Cuba had the effrontery to seize back its own resources from the United Fruit Company, Chase Manhattan, Citibank and the US mafia. Worse, it then offered the example of a truly independent country that put the needs of its own people first, introducing literacy, healthcare and decent housing where there had been virtually none.
It is perhaps a marker of the relentless and implacable reaction of US ruling circles that Jess Jackson died in the year that the US blockade has never been worse.
Blockade has turned into outright siege, where third countries are punished by the US for providing energy supplies. Just like revolutionary Haiti before it, Cuba is being punished because it refuses to bow down to those who believe they deserve to be its masters.
The situation now is extremely grim. Trump boasts that he will move on to Cuba once he has dealt with Iran and says, “I can do whatever I want with Cuba.”
There have been complete failures of the electricity system under the siege, and no new imports of oil have been allowed for months. This impacts every aspect of life: production, agriculture, tourism, healthcare and education.
Unlike Venezuela or Iran, Cuba has nothing that the US can steal. Instead, 11 million people are reduced to serving as an example and a warning to others. Without oil supplies, food and medicine cannot be distributed, fresh water cannot be pumped and operating theatres must close. What the US is doing is barbaric, morally and legally criminal.

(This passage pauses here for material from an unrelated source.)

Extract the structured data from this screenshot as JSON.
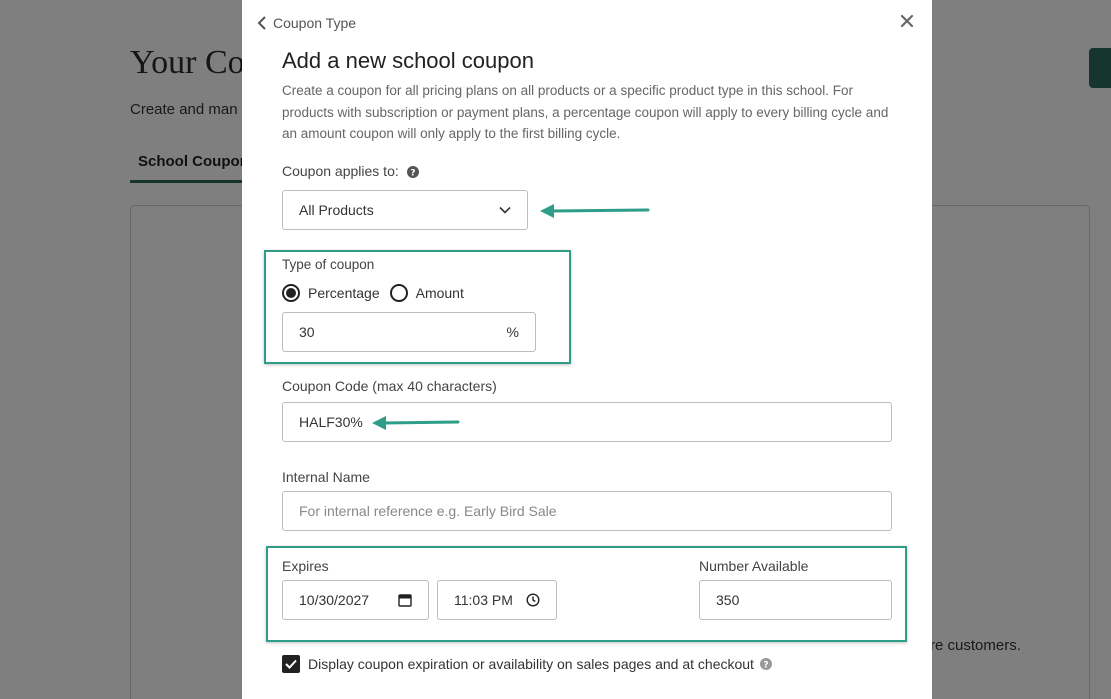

The fact is that the world owes Cuba a debt of gratitude. It sent troops that fought and defeated the Apartheid South African Defence Force, marking the beginning of the end of the regime.
It has provided doctors and medical staff to the world for decades. This is especially true across the Caribbean, where teachers have been instrumental in raising literacy rates. Vast numbers of poor Caribbeans would never have received proper medical attention if it were not for Cuba.
So, even while the bombers operate over Iran and Maduro awaits a show trial in New York, we must not ignore the importance of solidarity with Cuba.
All of these actions (and many more) are illegal, but it is ordinary people, and the actions of their states, that can save Cuba. Large-scale aid, above all energy supplies, are needed.
Whether people are inspired by Fidel Castro or by Jesse Jackson, they can come together to break the siege and demand, Hands Off Cuba!
Diane Abbott is MP for Hackney North and Stoke Newington.